Margaret Haslam
16 September 2024

Shared Reading Group draws people out in conversation

4 minute read

Earlier this year, Julia, an Activity Coordinator at Norley Hall completed an eight-week course run by The Reader, to become a Reader Leader.

Since then, Julia has hosted a Shared Reading Group twice a month, offering residents the opportunity to communicate with one another over a shared interest in reading.

Recently, The Reader visited the home to speak with some of the residents for a case study about the impact the group has had on them. Resident Roger Driver was eager to share his experiences of the group.

‘I’m a retired Methodist minister, and I’m 90 years old, I’ve been retired for 27 years! I moved here in December – not because of dementia but because of heart trouble. I’m originally from London, was evacuated to Morecombe during the Blitz, and went on to study at Cambridge and Manchester Universities.

‘It is a new experience for me living in a care home. I found it a big change. I never married and have always lived alone. I want to help people, bring something to this community. I am an ordained minister and that is a role I will have my whole life.

‘It was hard moving into a care home – I sometimes thought ‘I should have coped living alone’ – my only relatives are in Inverness; a sister and a nephew. In low moments I can think ‘I’m here til I die’ – but I have got to find a reason for living and reading helps with that. I’m 90 and I hope I am still growing.

‘I want to carry on learning – there is always things to learn. I watch the Parliament Channel on TV and keep up with events. It’s hard to find people here to have a good conversation with, because some find it hard to communicate. I want to help people, and at the beginning I did find it hard to get on their wavelength.

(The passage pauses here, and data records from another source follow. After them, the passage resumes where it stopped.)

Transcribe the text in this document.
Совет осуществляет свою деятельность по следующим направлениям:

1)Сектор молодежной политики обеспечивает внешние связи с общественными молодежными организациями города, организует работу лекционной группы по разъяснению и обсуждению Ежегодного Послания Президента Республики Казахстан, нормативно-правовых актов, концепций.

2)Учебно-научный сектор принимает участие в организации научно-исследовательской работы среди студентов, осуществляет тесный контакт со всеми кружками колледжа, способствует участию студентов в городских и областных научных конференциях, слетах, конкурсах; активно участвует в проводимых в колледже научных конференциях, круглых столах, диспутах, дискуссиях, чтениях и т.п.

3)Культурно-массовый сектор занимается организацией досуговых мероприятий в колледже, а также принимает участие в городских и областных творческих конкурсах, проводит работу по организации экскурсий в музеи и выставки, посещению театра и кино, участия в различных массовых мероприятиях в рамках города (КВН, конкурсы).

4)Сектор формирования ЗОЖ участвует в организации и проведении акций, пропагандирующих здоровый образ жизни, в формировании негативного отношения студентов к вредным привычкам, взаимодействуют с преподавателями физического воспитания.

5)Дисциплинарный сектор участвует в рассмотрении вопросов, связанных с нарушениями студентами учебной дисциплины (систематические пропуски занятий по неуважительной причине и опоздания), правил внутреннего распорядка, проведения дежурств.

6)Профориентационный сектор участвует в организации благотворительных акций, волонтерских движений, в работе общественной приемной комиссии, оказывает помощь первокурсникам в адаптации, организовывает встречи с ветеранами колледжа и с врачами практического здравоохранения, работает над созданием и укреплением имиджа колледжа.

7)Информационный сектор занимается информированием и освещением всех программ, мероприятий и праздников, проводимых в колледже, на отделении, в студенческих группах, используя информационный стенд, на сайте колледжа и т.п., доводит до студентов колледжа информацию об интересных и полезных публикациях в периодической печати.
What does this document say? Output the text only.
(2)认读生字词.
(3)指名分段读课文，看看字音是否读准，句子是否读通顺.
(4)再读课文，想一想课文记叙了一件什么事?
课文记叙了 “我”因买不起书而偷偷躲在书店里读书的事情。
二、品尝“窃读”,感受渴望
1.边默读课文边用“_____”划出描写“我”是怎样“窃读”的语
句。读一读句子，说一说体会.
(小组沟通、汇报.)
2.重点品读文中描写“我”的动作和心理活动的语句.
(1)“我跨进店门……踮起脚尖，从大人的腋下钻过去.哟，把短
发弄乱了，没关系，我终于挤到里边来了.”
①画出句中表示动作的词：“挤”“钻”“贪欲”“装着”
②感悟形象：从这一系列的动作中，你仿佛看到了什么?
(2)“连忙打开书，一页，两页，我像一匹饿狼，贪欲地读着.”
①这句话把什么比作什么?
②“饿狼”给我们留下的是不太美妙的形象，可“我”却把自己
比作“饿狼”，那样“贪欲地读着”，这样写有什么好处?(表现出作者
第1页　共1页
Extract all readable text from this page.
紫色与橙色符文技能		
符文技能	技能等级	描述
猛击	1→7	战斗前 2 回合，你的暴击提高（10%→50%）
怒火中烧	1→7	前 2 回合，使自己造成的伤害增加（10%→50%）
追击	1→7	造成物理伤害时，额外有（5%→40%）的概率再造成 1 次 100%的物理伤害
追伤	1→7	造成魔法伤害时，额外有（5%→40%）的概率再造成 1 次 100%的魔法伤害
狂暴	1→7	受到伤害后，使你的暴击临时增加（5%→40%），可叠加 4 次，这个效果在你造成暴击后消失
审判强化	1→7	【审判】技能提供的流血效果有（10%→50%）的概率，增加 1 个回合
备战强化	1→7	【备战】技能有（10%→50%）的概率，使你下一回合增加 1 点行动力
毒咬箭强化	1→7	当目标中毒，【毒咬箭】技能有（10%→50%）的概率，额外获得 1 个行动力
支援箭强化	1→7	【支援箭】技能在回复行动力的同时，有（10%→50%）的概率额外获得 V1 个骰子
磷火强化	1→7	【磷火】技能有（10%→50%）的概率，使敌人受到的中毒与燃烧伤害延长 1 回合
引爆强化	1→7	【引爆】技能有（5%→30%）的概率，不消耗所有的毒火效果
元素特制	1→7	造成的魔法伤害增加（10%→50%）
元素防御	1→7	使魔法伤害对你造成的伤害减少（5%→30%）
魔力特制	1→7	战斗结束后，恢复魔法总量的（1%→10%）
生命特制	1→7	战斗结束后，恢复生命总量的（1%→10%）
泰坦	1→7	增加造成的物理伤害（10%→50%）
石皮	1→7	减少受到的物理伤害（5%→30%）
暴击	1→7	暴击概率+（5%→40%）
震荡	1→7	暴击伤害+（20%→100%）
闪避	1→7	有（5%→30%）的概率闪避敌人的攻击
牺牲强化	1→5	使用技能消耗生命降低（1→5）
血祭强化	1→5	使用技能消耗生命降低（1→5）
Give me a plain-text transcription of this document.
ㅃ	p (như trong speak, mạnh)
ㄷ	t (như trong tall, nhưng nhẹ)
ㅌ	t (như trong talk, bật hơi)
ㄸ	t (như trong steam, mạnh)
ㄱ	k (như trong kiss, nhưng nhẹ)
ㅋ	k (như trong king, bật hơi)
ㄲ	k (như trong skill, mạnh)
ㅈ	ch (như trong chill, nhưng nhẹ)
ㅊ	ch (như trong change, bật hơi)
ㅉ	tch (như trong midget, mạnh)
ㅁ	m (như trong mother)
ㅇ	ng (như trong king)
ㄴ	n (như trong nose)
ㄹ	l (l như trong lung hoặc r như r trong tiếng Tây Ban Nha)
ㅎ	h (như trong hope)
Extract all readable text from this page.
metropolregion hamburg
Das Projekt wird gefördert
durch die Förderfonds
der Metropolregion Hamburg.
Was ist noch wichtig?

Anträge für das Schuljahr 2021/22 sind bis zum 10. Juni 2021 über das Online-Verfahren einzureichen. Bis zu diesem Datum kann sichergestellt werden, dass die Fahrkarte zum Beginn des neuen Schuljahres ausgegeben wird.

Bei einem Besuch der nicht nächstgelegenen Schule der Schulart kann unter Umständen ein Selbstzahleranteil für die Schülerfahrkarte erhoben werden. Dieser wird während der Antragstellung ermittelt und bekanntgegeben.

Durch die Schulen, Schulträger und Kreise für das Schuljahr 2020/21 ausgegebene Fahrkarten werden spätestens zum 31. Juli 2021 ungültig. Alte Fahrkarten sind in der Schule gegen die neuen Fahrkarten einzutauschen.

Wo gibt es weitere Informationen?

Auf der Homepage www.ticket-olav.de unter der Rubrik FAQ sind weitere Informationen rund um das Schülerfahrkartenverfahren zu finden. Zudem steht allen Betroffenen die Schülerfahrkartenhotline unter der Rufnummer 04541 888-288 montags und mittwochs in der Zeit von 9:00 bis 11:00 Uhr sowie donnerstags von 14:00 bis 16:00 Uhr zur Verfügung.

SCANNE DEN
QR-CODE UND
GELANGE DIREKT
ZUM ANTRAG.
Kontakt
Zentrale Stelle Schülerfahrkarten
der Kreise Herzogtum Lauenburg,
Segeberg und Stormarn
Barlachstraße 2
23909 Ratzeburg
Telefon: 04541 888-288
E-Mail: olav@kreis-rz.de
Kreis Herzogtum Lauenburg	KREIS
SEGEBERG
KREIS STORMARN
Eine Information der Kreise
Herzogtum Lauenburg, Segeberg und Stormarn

‘It’s hard to have conversations around the meal table – often it’s no more than ‘pass the salt’! The poetry group gives us the chance to communicate with one another – it draws people out in conversation. Julia [Activities Coordinator and Reader Leader] does a good job at helping people to do this. Lots of the activities we do aren’t at this level, they are very practical – but this is different as it is focussed on our conversation.

‘We live in a community and we are called not to be nice, but to be real. We have different needs, and people can fall out with each other. But the poetry gives us a chance to grow the conversation and our communication.’

'I will arise and go now, and go to Innisfree'

"I love the poem by WB Yeats – the Lake Isle of Innisfree. We have read it in the group. We read it through twice and it helps us to ask: why am I here? What’s happening to me? In the poem he wants to get away – and we know that feeling. We can’t get away – we want to get home but we can’t. In the poem, he wants to escape the city: “While I stand on the roadway, or on the pavements grey, / I hear it in the deep heart’s core.”

Roger Driver, Resident at Norley Hall Care Home

‘We talked about ‘can you go back?’ ‘is it the same?’ – people shared places on holiday where we have been happy, people who have helped us.

‘We have also read ‘Memory Sack’ by Joy Harjo – and we talked about how we are all part of a community as soon as we are born. Some of us say ‘I want to be alone’ but we can’t live like that! Poetry helps you look at the destructive side of life as well as the positive. Friction is part of life and it brings change.

‘We read the poetry and it’s at a level which means that people can grasp things. As people we are all connected – different backgrounds, different levels of communication. Not all of our communication is verbal – we communicate with kindness to each other.’